Antonio Mata’s “Spooky Story”
Mata’s one act features appearances by paranormal means. “Throwing Your Voice,” a play by Craig Lucas, tells the story of a seemingly typical night with discussions on the ethics like mining and mortality. Yet, as the play progresses, it takes a dark and surprising turn. Mata enjoyed his experience as a director, despite struggling at times with communication of what was in his head to what he wanted to see from his actors. However, Mata said, “It was so rewarding to see them find those moments for themselves.” “Throwing Your Voice” will be performed at 4 p.m. on Saturday and 6 p.m. on Sunday.
Amara Villaseñor’s “Retelling History”
In Villaseñor’s one act, “Pithecus” by Dmitry Lipkin, the audience is brought into the conversation about how we discuss the past through music and dance. Villaseñor found her experience as a student-director to be very educational, from learning about the play to learning about the process and what it takes to be a leader. “Pithecus” will be performed at 2 p.m. on Saturday and at 4 p.m. on Sunday.
Jack Stuart’s “Judgement Call”
In Stuart’s one act, America’s favorite past time becomes a philosophical conversation. It involves three umpires: a rookie, one in the prime of his career and a veteran. When one of them begins to question his role as an umpire, the conversation between the men turns into a discussion of morality and the concept that their job is an important deciding factor in things far beyond the play that they called. Stuart described “Judgement Call,” a play by Frederick Stroppel, as a great experience despite some minor issues. “Judgement Call” will be performed at 2 p.m. on Saturday and 4 p.m. on Sunday.
Sabrina Orro’s “Love Story”
In Orro’s one act, simply titled “The Kiss” by Mark Harvey Levine, two close friends get even closer. In preparation for a date, a young man enlists the help of his friend to ensure the kiss he gives his date will be good. What starts as innocent advice turns into a heated discussion on the nature of their relationship. Orro’s directorial debut takes some time to look into the nature of relationships, and in her directing she found she was able to tell that story with her cast. “The Kiss” will be performed at 2 p.m. on Saturday and 4 p.m. on Sunday.
Micah Anthes’ “Variations on the Death of Trotsky”
In Anthes’ one act, he takes David Ives’ play “Variations on the Death of Trotsky” and plays with the ridiculous nature of the script to talk about a serious matter. The play tells the story of Russian revolutionary Leon Trotsky, and while the events leading to his death vary in this one act, his demise is the same throughout.

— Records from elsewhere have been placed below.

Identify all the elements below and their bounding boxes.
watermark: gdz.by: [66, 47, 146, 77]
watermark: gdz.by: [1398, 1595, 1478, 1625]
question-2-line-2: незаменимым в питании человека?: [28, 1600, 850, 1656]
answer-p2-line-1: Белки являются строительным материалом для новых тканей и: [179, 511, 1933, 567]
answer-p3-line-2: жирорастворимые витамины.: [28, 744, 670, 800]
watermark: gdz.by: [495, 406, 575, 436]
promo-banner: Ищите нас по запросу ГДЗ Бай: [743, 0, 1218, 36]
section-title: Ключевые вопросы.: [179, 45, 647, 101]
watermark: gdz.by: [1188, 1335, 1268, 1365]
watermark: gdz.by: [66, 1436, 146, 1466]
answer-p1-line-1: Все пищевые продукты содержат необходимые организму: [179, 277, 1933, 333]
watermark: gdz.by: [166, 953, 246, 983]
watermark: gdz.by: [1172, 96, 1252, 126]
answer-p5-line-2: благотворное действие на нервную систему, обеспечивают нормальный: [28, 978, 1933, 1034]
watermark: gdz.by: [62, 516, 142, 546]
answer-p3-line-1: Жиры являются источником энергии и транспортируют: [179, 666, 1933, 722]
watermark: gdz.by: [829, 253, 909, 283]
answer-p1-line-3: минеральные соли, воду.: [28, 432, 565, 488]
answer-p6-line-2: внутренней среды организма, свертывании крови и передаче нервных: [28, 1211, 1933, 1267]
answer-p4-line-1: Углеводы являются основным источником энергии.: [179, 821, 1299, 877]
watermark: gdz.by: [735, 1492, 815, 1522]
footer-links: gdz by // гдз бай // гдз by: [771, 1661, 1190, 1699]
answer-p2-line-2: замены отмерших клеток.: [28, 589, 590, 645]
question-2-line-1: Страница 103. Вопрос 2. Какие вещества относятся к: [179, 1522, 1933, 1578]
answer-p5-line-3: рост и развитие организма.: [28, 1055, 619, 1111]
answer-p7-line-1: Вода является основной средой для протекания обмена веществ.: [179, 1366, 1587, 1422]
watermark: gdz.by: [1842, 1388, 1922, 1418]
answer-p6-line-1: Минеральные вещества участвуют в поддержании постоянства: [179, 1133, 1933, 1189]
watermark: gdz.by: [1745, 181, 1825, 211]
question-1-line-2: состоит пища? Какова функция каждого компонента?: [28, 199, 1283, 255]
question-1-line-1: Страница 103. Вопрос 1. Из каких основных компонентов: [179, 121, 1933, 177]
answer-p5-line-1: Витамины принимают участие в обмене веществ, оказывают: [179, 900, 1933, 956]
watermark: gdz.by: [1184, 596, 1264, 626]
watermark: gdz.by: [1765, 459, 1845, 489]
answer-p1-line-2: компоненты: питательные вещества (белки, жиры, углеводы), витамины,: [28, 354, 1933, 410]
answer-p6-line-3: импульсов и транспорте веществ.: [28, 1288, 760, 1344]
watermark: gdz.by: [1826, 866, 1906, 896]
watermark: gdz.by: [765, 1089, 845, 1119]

Anthes found that being a director involved communicating his ideas with his actors. “Variations on the Death of Trotsky” will be performed 2 p.m. on Saturday and 4 p.m. on Sunday.
There are other one acts that will be performed over the weekend. At 4 p.m. on Saturday and 6 p.m. on Sunday, “The A-Word” by Linda Faigao-Hall directed by Kimberlee Vandenburg, “The Office” by Kate Hoffower directed by Charlie Cox and “The Society” by J. Omar Hansen directed by Emily Brehm will be performed.
At 6 p.m. on Saturday and 2 p.m. on Sunday additional performances will take place: “The Moon Please” by Diana Son directed by Caroline Rein, “Courting Prometheus” by Charles Forbes directed by Miranda Ashland and “The Universal Language” by David Ives directed by Sarah Gamblin.
The students involved in these productions, both acting and directing, have dedicated their time and money for this years’ one act festival. They have shared their thoughts on the opportunities, both the great and trying aspects, and how they have upheld the anthem of Learn by Doing. The one acts range from 10-15 minutes each and one ticket will allows you to see all of the performances for the two 4 p.m. or 6 p.m. time slots.